Pasé toda la semana siguiente (la última antes de los exámenes finales) intentando evitar a Liam Doyle. Estaba muy avergonzada de que me hubiera sorprendido hablando de él a sus espaldas; burlándome de su poesía, para ser exactos. No sabía qué mosca me había picado. ¿Por qué le había cogido manía desde el principio? ¿Porque llevaba camisas cursis y había estudiado en Oxford?
No cabía duda de que a casi todos los demás les gustaba. Soheila Lilly me sirvió un té Irish Breakfast la siguiente vez que fui a visitarla a su despacho («¡Un regalo de aquel escritor irlandés tan majo!») y me confesó que Doyle le recordaba a Angus Fraser.
También lo vi dos veces almorzando con Elizabeth Book en la Asociación de Estudiantes y oí a la decana reír como una niña. Incluso Frank Delmarco admitió de mala gana que el nuevo no estaba tan mal, y me mostró unas entradas de los Jets que Doyle le había conseguido para el fin de semana posterior a Navidad. Además, sus alumnos estaban entusiasmados con el taller y me explicaban que salían de excursión al bosque con el profesor nuevo y este les recitaba poesía.
Nicky Ballard parecía especialmente motivada gracias a él. Había empezado a escribir una serie de poemas en torno al tema de la doncella de hielo. Cuando me enseñó algunos, comprendí que la muchacha estaba enfrentándose mediante la poesía al miedo de quedar atrapada por su pasado familiar. Me pareció una excelente estrategia emocional, pero me pregunté si realmente la ayudaría a combatir una maldición del siglo pasado. Resultaba claro que Nicky no sabía que estaba maldita, de modo que estaba en mi mano hacer lo posible por evitarlo.

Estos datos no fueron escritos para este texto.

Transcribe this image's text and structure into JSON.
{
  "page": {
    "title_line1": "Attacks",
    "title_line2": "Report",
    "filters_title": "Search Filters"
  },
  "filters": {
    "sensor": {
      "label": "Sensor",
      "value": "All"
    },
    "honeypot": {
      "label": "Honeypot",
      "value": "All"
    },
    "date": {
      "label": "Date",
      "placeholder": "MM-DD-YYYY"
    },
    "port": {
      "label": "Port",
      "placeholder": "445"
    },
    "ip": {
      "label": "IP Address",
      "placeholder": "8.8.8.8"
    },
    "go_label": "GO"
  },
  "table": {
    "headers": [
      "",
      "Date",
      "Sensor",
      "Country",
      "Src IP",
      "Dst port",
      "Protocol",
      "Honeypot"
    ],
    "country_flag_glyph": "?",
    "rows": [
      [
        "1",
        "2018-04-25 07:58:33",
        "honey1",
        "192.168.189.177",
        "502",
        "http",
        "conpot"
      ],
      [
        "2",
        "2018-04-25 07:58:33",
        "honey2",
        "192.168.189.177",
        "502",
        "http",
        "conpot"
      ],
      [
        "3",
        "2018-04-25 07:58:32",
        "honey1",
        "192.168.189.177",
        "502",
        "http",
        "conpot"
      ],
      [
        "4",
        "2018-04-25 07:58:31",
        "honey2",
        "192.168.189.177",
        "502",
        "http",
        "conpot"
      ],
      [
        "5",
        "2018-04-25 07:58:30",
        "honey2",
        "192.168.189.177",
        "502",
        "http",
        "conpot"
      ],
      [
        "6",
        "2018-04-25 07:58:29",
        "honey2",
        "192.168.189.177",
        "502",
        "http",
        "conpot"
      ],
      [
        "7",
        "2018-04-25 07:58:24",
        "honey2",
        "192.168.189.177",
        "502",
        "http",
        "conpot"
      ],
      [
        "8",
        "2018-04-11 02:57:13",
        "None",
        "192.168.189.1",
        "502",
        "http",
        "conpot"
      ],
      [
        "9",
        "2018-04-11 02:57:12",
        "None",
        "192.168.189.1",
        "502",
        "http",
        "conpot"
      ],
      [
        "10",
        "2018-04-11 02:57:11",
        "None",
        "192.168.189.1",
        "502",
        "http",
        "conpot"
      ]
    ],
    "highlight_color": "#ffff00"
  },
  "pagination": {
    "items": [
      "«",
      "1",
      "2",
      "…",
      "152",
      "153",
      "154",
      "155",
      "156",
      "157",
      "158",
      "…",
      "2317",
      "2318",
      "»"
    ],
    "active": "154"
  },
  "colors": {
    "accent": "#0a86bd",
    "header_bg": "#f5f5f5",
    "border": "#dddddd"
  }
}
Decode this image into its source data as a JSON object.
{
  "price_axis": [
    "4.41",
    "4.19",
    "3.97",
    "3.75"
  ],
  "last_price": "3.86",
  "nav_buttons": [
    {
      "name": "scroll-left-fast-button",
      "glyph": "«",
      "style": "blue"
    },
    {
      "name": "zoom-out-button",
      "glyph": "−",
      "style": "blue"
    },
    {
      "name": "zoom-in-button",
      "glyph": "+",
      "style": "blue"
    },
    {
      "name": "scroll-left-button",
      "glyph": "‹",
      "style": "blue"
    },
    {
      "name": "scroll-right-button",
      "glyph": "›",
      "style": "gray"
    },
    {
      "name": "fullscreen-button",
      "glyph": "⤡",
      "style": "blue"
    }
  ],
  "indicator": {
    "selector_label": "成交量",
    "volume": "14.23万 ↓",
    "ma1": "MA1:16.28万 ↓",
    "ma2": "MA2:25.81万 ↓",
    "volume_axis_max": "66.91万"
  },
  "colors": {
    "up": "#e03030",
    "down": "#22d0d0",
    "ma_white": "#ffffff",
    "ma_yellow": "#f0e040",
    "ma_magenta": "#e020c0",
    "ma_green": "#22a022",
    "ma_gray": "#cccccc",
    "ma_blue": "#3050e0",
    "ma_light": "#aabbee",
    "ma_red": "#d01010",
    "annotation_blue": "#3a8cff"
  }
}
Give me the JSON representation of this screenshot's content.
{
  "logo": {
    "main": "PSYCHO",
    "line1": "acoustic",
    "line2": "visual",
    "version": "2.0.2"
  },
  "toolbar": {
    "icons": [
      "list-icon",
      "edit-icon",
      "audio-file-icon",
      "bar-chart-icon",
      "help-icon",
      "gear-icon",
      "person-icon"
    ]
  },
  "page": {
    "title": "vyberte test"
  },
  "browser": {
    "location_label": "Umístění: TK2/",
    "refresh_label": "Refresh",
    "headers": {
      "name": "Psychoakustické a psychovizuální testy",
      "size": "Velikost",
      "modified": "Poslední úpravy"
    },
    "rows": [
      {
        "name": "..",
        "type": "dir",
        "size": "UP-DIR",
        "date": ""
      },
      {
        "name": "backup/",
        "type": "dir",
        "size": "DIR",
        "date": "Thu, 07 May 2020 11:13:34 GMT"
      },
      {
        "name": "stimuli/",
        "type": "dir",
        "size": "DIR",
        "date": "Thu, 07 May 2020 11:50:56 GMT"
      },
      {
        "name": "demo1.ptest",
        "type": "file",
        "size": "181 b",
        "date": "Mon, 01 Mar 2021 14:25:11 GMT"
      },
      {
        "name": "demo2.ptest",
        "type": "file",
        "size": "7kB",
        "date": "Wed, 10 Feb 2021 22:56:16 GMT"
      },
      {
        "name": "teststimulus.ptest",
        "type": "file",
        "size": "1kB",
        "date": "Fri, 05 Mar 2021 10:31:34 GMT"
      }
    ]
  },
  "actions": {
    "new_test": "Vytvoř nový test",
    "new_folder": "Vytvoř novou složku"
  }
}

Había empezado el minucioso trabajo de rastrear a las víctimas del accidente de tren de Ulster & Clare, pero iba muy lenta. Incluso cuando encontraba información sobre una víctima o su familia no podía saber si la persona era una bruja o no. Seguro que había alguna manera más sencilla de hacerlo. Al comienzo de la semana de los exámenes finales decidí ir al despacho de Liz Book para preguntarle si sabía cómo podía identificar al autor de la maldición. En cuanto mencioné la maldición, una nube de cansancio se abatió sobre su rostro; se la veía cansada y mayor. De hecho, ya me había percatado de que iba un poco descuidada. Algunos mechones grises se habían escapado del moño, que solía llevar impoluto, y vestía una chaqueta de punto de St. John’s a la que le faltaba un botón dorado.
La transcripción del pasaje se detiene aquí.